I managed to do this in Python with Playwright, and a seperate JavaScript file that playwright can just read in and then run:
main.py
import os
from playwright.sync_api import sync_playwright
def get_storyboard_urls(video_id):
# Load javascript
script_path = os.path.join(os.path.dirname(__file__), 'storyboard_extractor.js')
with open(script_path, 'r') as f:
js_code = f.read()
# Run playwright
with sync_playwright() as p:
browser = p.chromium.launch(headless=True)
page = browser.new_page()
try:
page.goto(f"https://www.youtube.com/watch?v={video_id}")

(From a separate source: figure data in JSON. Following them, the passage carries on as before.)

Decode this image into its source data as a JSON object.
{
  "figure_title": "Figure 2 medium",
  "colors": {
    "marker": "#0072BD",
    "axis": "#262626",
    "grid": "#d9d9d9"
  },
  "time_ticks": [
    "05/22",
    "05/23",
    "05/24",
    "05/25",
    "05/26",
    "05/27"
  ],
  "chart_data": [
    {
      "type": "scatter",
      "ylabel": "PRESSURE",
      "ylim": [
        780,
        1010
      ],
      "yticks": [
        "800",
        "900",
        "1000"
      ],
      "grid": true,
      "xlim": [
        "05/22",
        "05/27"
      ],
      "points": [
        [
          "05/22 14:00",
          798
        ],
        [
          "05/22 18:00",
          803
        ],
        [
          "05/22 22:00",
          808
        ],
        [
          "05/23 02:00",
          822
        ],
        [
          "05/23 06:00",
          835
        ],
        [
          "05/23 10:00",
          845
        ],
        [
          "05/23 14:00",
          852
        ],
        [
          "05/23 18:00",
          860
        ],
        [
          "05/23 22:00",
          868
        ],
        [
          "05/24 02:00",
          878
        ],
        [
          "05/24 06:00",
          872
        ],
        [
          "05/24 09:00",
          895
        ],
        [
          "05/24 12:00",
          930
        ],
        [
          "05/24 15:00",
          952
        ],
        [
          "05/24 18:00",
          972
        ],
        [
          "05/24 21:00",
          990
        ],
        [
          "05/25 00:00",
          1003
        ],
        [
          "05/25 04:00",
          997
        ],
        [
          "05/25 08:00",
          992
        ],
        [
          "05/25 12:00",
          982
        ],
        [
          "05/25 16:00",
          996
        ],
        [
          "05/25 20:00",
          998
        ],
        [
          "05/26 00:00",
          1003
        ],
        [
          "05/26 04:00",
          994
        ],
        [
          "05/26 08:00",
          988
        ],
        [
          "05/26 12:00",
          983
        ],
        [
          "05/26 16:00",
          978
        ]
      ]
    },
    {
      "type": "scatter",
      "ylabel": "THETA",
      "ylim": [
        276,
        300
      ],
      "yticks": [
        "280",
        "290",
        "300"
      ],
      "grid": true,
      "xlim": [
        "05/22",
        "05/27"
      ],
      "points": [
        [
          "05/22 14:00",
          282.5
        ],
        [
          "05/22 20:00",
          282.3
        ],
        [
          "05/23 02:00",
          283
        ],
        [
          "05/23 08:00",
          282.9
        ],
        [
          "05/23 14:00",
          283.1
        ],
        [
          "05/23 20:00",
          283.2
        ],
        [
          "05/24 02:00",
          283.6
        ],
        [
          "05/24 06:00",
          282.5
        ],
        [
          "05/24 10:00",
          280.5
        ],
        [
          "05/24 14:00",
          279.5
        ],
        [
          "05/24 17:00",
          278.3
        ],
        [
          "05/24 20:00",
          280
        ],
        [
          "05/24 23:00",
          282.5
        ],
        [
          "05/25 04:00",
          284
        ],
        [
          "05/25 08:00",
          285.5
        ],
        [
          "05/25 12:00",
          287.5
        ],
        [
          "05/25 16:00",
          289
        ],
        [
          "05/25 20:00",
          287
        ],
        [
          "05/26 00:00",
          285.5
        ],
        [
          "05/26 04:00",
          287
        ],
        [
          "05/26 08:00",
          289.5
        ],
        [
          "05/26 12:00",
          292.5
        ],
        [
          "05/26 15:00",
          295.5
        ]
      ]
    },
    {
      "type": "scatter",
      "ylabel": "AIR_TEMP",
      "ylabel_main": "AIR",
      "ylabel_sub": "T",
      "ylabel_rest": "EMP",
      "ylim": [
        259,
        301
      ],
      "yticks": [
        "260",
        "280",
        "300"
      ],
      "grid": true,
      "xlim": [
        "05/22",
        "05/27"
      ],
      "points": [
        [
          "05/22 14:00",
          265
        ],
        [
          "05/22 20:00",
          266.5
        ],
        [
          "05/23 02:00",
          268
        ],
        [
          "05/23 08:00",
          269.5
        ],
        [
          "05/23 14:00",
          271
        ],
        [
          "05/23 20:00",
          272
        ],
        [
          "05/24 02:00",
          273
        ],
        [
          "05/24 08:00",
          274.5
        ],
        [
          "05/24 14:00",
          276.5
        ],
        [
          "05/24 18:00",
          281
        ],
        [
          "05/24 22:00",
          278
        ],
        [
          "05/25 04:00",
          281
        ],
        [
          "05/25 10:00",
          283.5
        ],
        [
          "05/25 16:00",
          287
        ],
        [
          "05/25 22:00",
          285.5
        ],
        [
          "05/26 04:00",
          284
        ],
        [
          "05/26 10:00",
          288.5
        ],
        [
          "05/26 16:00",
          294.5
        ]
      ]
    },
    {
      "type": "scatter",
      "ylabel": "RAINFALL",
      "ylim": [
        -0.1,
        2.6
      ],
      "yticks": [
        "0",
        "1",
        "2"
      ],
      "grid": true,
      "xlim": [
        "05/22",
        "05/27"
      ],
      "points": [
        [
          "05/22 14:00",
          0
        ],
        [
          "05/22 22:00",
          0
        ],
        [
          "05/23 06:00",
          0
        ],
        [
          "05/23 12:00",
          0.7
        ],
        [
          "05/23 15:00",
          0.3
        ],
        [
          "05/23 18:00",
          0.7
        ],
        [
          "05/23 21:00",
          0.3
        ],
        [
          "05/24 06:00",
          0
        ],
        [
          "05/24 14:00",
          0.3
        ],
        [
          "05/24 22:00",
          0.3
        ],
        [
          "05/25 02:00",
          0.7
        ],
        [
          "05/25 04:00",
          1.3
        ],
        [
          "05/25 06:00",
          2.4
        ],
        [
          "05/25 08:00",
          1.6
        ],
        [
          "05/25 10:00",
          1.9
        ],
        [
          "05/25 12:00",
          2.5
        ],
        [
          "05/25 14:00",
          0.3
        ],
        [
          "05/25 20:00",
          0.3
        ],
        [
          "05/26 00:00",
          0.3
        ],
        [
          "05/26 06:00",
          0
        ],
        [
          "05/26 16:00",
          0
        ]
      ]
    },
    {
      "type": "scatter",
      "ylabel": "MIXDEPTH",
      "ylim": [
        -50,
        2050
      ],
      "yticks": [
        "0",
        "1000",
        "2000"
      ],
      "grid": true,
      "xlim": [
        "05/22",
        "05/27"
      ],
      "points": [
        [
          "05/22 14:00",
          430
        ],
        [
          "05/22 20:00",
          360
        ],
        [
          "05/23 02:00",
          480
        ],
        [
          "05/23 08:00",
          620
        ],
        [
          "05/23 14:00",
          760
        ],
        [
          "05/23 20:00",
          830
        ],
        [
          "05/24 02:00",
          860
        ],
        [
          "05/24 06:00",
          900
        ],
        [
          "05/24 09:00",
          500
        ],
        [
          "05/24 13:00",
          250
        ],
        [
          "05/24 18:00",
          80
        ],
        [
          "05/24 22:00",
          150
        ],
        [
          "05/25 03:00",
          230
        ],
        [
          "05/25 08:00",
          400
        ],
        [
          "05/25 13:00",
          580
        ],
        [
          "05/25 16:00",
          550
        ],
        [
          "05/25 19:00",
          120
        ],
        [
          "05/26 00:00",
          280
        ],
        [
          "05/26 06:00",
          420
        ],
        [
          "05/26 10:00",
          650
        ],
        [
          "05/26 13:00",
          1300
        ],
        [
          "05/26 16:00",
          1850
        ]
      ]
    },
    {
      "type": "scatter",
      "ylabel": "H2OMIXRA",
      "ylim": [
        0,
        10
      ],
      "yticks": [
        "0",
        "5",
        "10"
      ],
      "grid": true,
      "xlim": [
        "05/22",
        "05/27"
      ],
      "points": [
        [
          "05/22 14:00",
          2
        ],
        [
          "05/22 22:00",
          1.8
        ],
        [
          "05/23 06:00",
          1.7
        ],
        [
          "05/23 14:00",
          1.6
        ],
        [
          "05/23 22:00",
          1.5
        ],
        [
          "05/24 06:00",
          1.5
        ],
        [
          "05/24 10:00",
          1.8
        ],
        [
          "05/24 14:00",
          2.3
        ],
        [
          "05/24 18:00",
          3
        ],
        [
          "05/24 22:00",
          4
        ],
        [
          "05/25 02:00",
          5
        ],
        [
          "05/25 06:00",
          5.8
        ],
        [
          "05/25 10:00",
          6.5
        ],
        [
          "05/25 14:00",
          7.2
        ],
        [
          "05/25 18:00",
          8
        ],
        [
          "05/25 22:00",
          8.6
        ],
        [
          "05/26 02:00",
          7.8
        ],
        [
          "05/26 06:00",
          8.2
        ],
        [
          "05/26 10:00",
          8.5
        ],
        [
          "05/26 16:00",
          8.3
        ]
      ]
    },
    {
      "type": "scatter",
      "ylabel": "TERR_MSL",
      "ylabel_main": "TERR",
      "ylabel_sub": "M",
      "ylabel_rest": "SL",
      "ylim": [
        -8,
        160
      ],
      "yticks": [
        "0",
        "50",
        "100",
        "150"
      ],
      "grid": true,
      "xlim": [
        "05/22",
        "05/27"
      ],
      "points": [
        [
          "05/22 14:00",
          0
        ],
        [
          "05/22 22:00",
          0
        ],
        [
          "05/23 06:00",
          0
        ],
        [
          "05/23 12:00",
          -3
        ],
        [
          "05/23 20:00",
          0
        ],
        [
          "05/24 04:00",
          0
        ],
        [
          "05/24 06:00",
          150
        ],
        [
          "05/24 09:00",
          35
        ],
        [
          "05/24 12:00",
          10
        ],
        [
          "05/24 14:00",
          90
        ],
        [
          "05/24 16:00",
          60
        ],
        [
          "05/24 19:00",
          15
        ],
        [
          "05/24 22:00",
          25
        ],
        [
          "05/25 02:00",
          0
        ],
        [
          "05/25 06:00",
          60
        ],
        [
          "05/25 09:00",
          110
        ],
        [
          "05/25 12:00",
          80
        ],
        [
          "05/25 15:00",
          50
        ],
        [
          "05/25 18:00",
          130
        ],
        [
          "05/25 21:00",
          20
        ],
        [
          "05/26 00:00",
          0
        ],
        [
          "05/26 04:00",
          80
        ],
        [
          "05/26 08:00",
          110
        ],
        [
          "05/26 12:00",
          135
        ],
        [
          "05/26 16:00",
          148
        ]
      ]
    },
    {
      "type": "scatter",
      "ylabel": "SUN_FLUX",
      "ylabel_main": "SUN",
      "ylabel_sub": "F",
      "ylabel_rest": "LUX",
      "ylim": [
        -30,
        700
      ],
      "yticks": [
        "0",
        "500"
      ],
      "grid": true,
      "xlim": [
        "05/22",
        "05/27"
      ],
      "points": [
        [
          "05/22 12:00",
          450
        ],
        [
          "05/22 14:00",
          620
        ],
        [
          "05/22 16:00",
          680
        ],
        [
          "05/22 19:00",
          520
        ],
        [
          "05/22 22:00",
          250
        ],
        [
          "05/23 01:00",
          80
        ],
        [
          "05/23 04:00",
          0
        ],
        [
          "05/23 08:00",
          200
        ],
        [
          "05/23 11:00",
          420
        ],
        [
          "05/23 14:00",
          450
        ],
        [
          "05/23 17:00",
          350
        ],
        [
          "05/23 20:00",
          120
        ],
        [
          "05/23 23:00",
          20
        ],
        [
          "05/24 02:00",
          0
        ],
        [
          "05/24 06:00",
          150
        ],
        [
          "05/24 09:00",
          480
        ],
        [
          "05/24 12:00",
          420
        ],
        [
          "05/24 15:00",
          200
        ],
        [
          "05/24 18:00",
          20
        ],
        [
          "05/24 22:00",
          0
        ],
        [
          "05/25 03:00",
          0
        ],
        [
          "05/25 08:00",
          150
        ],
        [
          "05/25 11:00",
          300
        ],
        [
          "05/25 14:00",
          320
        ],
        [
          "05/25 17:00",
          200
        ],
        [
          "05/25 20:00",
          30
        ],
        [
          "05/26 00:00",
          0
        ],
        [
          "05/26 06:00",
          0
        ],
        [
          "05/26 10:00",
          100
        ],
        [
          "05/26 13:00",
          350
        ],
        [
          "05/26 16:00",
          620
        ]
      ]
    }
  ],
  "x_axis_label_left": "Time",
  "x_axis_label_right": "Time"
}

storyboard_urls = page.evaluate(js_code)
if storyboard_urls is None or storyboard_urls == "":
raise ValueError(f"Failed to fetch storyboard URL for {video_id}\nValue returned: {storyboard_urls}")
return storyboard_urls
except Exception as e:
print(f"Error fetching storyboard URL: {e}")
raise e
finally:
browser.close()
get_storyboard_urls("nr0RPVvKWDI")
storyboard_extractor.js - a bit more detail in this answer
// This script extracts the storyboard URLs from a YouTube video page
() => {
// Storyboard Get
const resp = ytplayer.config.args.raw_player_response;
const storyboards = resp.storyboards;
const specRend = storyboards.playerStoryboardSpecRenderer;
const spec = specRend.spec;
const parts = spec.split("|")
const base_n = (n) => parts[0].replace('L$L/$N',`L${n}/M0`);
const signs = parts.map(p => p.split("rs$")[1]).filter(p => !!p).map(p => "rs%24" + p);
// Output
urls = []
for (let i = 0; i < signs.length; i++) {
let url = `${base_n(i)}&sigh=${signs[i]}`
urls.push(url)
}
return urls
}